9. Oberflächenrekonstruktion und Quantifizierung mit Imaris Software

  1. Wählen Sie das Oberflächenerkennungsalgorithmus-Tool aus und starten Sie den Assistenten in der Bildanalysesoftware.
  2. Führen Sie eine erste Analyse in einer 3D-Region von Interesse durch (zufällig ausgewählt) und wenden Sie sie dann auf die gesamte 3D-Organrekonstruktion an. Nachdem Sie eine Region von Interesse (ROI) ausgewählt haben, wählen Sie den zu analysierenden Kanal aus, deaktivieren Sie die Schaltfläche "Glätten" und wählen Sie Hintergrundsubtraktion.
    HINWEIS: Die Hintergrundsubtraktion berechnet für jedes Voxel einen eindeutigen lokalen Hintergrundwert und subtrahiert diesen vom ursprünglichen Pixelwert. Der Durchmesser der größten Kugel, die in das Objekt passt, muss bis zu 200 μm für T. cruzi-infizierte Zellen, 10 μm für T-Zellen und 5 μm für einzelne Parasiten betragen.
  3. Verwenden Sie das Histogramm , um die Klassifizierung anzupassen, und die Filter-Dropdown-Liste, um die Messungen für die Klassifizierung auszuwählen.
    HINWEIS: Verwenden Sie das Histogramm, um die Klassifizierung anzupassen: Elliptizitäts- (abgeflachte) und Sphärizitätsmessungen werden empfohlen.
  4. Schließen Sie den Assistenten ab, drücken Sie die Schaltfläche Statistik und rufen Sie die Gesamtzahl der mit Parasiten infizierten Zellen oder T-Zellen als Anzahl der getrennten Komponenten pro Zeitpunkt ab.

Subscription Required. Please recommend JoVE to your librarian.

Representative Results

CUBIC fixierte Gewebe wurden mit PBS gewaschen, um Fixiermittel zu entfernen, und dann mit CUBIC-L-Cocktails inkubiert, einer basischen gepufferten Lösung von Aminoalkoholen, die Pigmente und Lipide aus dem Gewebe extrahieren, was zu einer Entfärbung des Gewebes unter Beibehaltung der Gewebearchitektur führt. Gitterlinien im Papier sind durch die Gewebe hindurch zu sehen, was auf eine entsprechende Reinigung der Organe hinweist (Abbildung 2A). Nach der Delipidierung wurden die Gewebe gewaschen und in CUBIC-R+ und eine Montagelösung für die RI-Homogenisierung bzw. Bildgebung getaucht (Abbildung 2B).
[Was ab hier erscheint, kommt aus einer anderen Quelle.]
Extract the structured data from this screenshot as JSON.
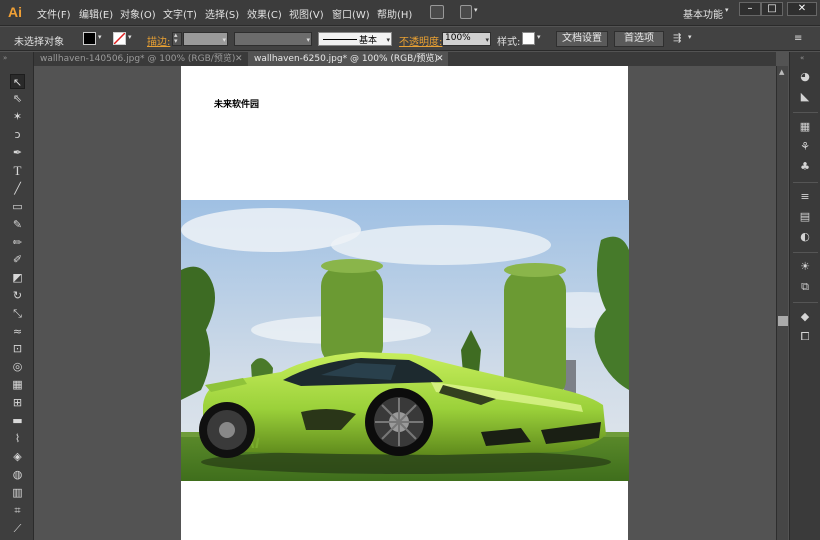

Eine Wildtyp-Maus wurde mit tdTomato-exprimierenden Trypomastigoten infiziert, die mit dem DiR-Nahinfrarot-Cyaninfarbstoff vorgefärbt waren. Die Maus wurde 15 Tage nach der Infektion eingeschläfert, und das intakte Herz wurde seziert, fixiert und gereinigt. LSFM-Bildgebung und 3D-Rekonstruktion ermöglichten es uns, tdTomato-exprimierende proliferierende T. cruzi-Parasiten (rot) sichtbar zu machen. Autofluoreszenzwerte im roten Kanal können für die korrekte Visualisierung von Herzstruktur und -kanten verwendet werden (Abbildung 2C i). LSFM war auch nützlich für die Identifizierung arzneimittelresistenter ruhender Formen 7,8. Die präinfektiöse Färbung von Parasiten mit DiR-Farbstoff ermöglicht die Verfolgung ruhender Parasiten durch Visualisierung der Parasiten, die den Farbstoff nicht durch Replikation verdünnt hatten, wie zuvor für CellTrace Violet7 berichtet.
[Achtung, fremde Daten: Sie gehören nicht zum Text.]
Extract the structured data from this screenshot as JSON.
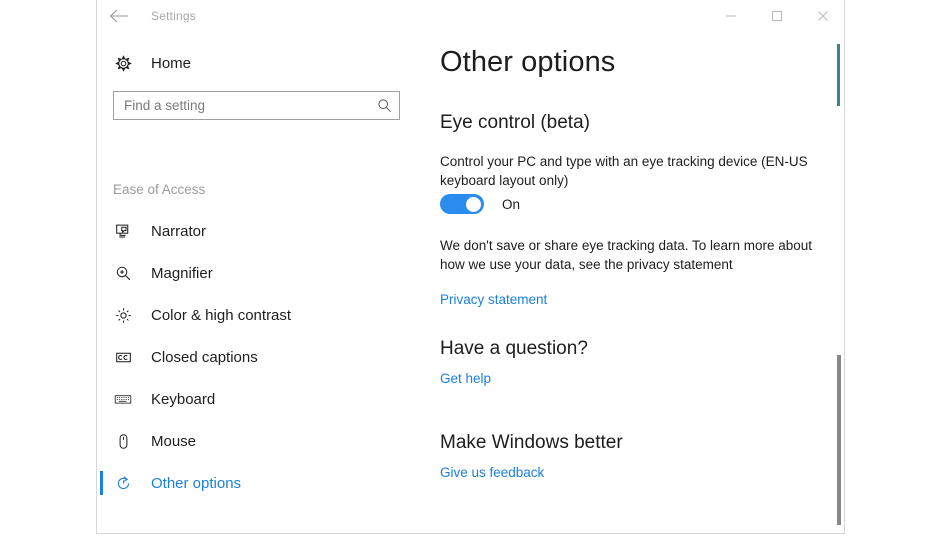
{
  "window": {
    "title": "Settings",
    "back_icon": "back-arrow-icon",
    "minimize_label": "Minimize",
    "maximize_label": "Maximize",
    "close_label": "Close"
  },
  "sidebar": {
    "home": {
      "label": "Home",
      "icon": "gear-icon"
    },
    "search": {
      "placeholder": "Find a setting",
      "value": "",
      "icon": "search-icon"
    },
    "group_label": "Ease of Access",
    "items": [
      {
        "label": "Narrator",
        "icon": "narrator-icon",
        "selected": false
      },
      {
        "label": "Magnifier",
        "icon": "magnifier-icon",
        "selected": false
      },
      {
        "label": "Color & high contrast",
        "icon": "brightness-icon",
        "selected": false
      },
      {
        "label": "Closed captions",
        "icon": "closed-captions-icon",
        "selected": false
      },
      {
        "label": "Keyboard",
        "icon": "keyboard-icon",
        "selected": false
      },
      {
        "label": "Mouse",
        "icon": "mouse-icon",
        "selected": false
      },
      {
        "label": "Other options",
        "icon": "refresh-circle-icon",
        "selected": true
      }
    ]
  },
  "main": {
    "page_title": "Other options",
    "eye_control": {
      "heading": "Eye control (beta)",
      "description": "Control your PC and type with an eye tracking device (EN-US keyboard layout only)",
      "toggle_state": "On",
      "toggle_on": true,
      "privacy_text": "We don't save or share eye tracking data. To learn more about how we use your data, see the privacy statement",
      "privacy_link": "Privacy statement"
    },
    "question": {
      "heading": "Have a question?",
      "link": "Get help"
    },
    "feedback": {
      "heading": "Make Windows better",
      "link": "Give us feedback"
    }
  },
  "colors": {
    "accent": "#1b7fe0",
    "toggle_on": "#2b8cf0",
    "text": "#1d1d1d",
    "muted": "#9b9b9b"
  }
}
Ruhende Parasiten (Cyan) können im Herzen identifiziert werden, wie in den 3D-vergrößerten Einschüben (gelbe Pfeile) dargestellt (Abbildung 2C ii,iii). Die Z-Projektionsfluoreszenz wurde automatisch segmentiert, um ein rekonstruiertes 3D-Oberflächenmodell zur räumlichen Visualisierung und Quantifizierung der Gesamtzahl der T. cruzi-infizierten Zellen und schlafenden Parasiten während der gesamten 3D-Rekonstruktion zu generieren (Abbildung 2A). Die Analyse des 3D-Oberflächenmodells ergab 186 T. cruzi-infizierte Zellen mit einem höheren Anteil infizierter Zellen im Herzvorhof (123) im Vergleich zu Ventrikeln (63) und 18 ruhende Parasiten im gesamten Herzen (Abbildung 2C i). In einem früheren Bericht wurde eine ähnliche Pipeline zur Überwachung der Anzahl von T. cruzi-infizierten Zellen und ruhenden Parasiten in geklärten Mäusegeweben nach einer medikamentösen Behandlung berichtet31. Es ist wichtig zu beachten, dass die Schätzungen für die Anzahl der ruhenden Parasiten wahrscheinlich eine Unterzählung sind, da die Farbstoffverdünnungstechnik nur den Nachweis von Parasiten ermöglicht, die sich seit der Erstinfektion nicht signifikant repliziert haben, aber nicht diejenigen, die später in der Infektion nach mehreren Teilungsrunden inaktiv wurden.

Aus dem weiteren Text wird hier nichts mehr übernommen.